業界動向

日本の法律事務所の8割は「5人以下」|事務所規模の分布と選び方

弁護士マップ編集部
4分で読める

日本の法律事務所の実態は「小規模」

「四大法律事務所」や「ベリーベスト法律事務所」「アディーレ法律事務所」など、メディアで見る法律事務所は大規模なものが多い。しかし実態はまったく違う。

弁護士マップの弁護士DBを事務所単位で集計すると、日本の法律事務所の8割以上が5人以下の小規模事務所だと分かる。

事務所規模の分布(現役弁護士ベース)

所属弁護士数事務所数構成比
1人(個人)8,524事務所55%
2〜5人5,721事務所37%
6〜20人1,191事務所8%
21〜50人102事務所0.7%
51〜100人19事務所0.1%
100人以上12事務所0.08%
合計15,569事務所100%

※個人事務所は弁護士1名のみで運営する事務所。

大規模事務所は極めて少数派

100人以上の事務所はわずか12。日本全体でこれだけだ。うち5つが「四大法律事務所+TMI」で、全国のほぼ全ての大型企業法務案件を処理している。

一方で55%が個人事務所、92%が5人以下という現実。
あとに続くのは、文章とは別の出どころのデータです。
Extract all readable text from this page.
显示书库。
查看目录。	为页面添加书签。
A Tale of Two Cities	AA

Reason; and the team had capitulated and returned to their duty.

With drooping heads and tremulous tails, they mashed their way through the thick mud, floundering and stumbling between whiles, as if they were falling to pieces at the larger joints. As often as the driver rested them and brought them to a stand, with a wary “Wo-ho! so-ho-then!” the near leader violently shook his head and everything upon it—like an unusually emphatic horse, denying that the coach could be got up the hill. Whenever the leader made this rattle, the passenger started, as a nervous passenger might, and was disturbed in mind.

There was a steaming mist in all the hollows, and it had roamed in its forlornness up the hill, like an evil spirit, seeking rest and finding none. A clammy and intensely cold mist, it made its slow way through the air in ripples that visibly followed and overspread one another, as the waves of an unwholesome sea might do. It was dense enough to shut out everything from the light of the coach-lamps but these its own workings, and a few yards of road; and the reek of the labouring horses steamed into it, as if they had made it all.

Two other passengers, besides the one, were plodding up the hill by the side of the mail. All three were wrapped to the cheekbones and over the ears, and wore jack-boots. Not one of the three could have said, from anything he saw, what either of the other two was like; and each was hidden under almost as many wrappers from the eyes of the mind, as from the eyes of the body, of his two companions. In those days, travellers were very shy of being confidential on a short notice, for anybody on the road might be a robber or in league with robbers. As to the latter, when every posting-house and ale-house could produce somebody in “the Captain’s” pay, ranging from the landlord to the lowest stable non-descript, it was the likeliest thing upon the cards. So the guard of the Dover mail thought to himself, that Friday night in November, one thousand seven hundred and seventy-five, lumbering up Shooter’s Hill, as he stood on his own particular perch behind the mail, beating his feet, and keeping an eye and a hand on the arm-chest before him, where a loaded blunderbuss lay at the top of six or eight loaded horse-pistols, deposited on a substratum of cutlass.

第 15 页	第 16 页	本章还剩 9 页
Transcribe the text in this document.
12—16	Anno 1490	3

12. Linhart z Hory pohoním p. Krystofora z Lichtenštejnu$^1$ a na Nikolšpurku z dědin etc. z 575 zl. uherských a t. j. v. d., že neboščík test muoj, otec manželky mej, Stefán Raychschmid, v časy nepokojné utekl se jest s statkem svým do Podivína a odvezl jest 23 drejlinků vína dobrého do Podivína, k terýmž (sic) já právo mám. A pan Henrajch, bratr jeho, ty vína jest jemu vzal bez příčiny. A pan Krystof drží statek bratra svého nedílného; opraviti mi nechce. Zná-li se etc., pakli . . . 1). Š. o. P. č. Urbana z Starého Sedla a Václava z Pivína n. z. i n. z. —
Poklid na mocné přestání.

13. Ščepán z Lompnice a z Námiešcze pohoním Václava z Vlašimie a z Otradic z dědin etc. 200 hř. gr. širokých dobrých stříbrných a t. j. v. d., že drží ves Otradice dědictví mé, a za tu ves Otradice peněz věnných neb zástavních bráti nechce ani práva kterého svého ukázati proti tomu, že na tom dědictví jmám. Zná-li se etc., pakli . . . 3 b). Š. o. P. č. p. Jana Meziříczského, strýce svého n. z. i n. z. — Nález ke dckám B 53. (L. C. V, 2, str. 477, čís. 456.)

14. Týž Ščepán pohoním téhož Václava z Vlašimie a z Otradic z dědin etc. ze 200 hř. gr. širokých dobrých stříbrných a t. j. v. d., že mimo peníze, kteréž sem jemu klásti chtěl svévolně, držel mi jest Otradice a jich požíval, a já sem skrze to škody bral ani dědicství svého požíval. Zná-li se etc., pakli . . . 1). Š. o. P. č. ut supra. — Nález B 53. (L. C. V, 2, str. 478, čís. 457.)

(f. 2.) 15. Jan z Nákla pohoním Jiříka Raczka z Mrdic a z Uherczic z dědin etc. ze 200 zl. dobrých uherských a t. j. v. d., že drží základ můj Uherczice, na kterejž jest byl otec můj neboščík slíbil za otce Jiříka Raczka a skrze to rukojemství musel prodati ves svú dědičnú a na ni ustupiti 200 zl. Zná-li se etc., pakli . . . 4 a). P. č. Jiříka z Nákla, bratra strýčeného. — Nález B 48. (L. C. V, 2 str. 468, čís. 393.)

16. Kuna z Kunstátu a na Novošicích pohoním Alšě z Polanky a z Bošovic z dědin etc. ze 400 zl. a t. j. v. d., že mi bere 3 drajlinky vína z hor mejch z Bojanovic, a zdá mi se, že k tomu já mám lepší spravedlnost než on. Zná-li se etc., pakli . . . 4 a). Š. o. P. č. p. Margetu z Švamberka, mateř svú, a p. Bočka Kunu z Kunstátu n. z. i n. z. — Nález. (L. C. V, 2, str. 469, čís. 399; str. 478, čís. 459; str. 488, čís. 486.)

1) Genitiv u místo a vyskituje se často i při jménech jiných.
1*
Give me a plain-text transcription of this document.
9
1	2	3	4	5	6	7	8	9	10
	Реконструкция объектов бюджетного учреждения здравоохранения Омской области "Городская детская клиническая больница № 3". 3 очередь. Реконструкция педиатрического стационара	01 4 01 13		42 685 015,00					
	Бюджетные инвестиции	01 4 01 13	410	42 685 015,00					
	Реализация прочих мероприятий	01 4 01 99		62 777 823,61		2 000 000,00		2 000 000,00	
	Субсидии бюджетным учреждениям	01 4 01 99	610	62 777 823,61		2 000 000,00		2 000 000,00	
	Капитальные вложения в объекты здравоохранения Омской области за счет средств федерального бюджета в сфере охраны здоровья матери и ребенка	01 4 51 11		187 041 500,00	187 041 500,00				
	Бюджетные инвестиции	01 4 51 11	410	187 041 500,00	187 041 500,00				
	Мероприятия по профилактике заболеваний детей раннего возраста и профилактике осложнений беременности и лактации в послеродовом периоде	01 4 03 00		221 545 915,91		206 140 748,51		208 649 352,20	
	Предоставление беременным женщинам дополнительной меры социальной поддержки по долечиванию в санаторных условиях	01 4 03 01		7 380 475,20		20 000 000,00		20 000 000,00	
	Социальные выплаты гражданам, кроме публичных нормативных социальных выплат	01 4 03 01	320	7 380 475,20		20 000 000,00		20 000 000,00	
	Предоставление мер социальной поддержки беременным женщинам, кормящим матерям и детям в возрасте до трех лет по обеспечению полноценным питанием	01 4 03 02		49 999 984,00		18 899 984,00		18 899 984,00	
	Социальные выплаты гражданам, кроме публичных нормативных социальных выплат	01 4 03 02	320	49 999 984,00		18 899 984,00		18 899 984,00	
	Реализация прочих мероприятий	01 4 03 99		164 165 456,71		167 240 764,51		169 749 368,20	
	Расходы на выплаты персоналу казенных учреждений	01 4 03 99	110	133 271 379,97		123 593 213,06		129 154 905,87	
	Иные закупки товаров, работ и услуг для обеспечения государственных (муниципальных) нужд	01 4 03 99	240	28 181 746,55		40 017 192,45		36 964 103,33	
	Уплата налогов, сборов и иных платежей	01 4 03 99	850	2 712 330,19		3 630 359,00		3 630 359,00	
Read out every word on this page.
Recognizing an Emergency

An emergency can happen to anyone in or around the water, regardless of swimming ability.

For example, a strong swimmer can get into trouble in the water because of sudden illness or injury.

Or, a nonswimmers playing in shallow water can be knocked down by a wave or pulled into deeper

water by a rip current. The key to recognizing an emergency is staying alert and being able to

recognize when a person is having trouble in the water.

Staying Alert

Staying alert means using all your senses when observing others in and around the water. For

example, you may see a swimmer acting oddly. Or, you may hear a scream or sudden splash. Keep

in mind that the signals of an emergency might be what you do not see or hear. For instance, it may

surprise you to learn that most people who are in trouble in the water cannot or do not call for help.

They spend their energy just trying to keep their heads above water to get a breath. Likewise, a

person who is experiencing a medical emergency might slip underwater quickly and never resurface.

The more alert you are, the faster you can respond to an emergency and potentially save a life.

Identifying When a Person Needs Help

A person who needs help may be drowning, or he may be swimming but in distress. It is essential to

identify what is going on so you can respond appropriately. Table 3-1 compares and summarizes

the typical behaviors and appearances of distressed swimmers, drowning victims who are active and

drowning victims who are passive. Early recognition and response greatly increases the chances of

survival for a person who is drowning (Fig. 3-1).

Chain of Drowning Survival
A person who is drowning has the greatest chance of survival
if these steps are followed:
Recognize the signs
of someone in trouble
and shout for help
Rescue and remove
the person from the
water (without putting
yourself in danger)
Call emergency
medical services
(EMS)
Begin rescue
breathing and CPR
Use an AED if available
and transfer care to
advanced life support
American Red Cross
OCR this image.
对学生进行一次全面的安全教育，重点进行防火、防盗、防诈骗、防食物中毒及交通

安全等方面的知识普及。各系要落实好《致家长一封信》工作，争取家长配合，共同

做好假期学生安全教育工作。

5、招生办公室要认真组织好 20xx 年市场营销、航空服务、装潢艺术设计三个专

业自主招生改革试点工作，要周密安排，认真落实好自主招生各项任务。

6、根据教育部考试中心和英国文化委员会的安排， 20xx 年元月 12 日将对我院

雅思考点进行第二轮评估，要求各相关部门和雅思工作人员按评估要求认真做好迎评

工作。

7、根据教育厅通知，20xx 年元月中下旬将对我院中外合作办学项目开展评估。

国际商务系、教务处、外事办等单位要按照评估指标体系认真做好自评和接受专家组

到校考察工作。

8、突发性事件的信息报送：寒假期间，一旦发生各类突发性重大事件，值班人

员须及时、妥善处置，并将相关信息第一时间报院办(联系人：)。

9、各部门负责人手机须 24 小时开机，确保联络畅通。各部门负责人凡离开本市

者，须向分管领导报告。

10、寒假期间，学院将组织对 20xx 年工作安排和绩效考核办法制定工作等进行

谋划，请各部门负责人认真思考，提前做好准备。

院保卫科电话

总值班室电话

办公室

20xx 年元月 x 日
弁護士の約半数は「自分1人、または数人」の環境で業務を行っている。

規模別の特徴

個人事務所(1人)

メリット:

  • 担当弁護士が最初から最後まで同じ
  • 対応が早い、意思決定もシンプル
  • 地域密着型でコミュニケーションが取りやすい

デメリット:

  • 分野の専門性が限定される場合がある
  • 弁護士が体調を崩すとストップする
  • 大規模複雑案件には向かない

2〜5人の事務所

メリット:

  • 分野別に担当を分けやすい
  • 相互チェックが効き、質が安定
  • 個人事務所より継続性がある

デメリット:

  • 大規模企業案件には規模不足
  • 「誰が担当か」が曖昧になることも

6〜20人の事務所

メリット:

  • 分野特化チームを組める
  • 離婚・相続・交通事故など分野別の厚みがある

デメリット:

  • 事務局経由の連絡が多くなり、弁護士に直接届かないケース

100人以上の大手

メリット:

  • 国際案件、M&A、IPOなど高度な案件に対応
  • 国内外のネットワーク
  • ブランド力

デメリット:

  • 料金が極めて高い(個人案件には不向き)
  • 若手弁護士が担当で、重要判断は上司レビュー
  • 個別対応より組織運営重視

依頼者に合う規模とは

個人の離婚・相続・交通事故・労働問題:

→ 個人事務所〜20人規模で十分。規模より担当者の専門性と相性

企業法務・M&A・国際案件:

→ 50人以上。できれば四大・五大事務所。

債務整理・B型肝炎訴訟・過払金:

→ 全国展開型の大規模事務所(ベリーベスト、アディーレ)も選択肢。マニュアル化された処理が効率的。

「大規模=安心」は幻想

大規模事務所でも懲戒処分歴を持つ事務所がある。逆に個人事務所で20年無処分のベテランもいる。

「大手だから大丈夫」という前提で選ぶのは、最も危険な選び方だ。実際、当サイトの懲戒データでは、ベリーベスト・アディーレ・岡野などの大手事務所でも処分事例が出ている。規模と質は別軸

主要大手事務所の評判を見る →

まとめ

日本の弁護士業界は、個人・小規模事務所が主流。大規模事務所は例外的存在だ。依頼者にとっては、選択肢が広いことを意味する。

案件の性質に応じた適切な規模の事務所を選ぶのが、最善の結果への近道。メディアで見る名前だけでなく、自分の案件に合う事務所を地道に探すべきだ。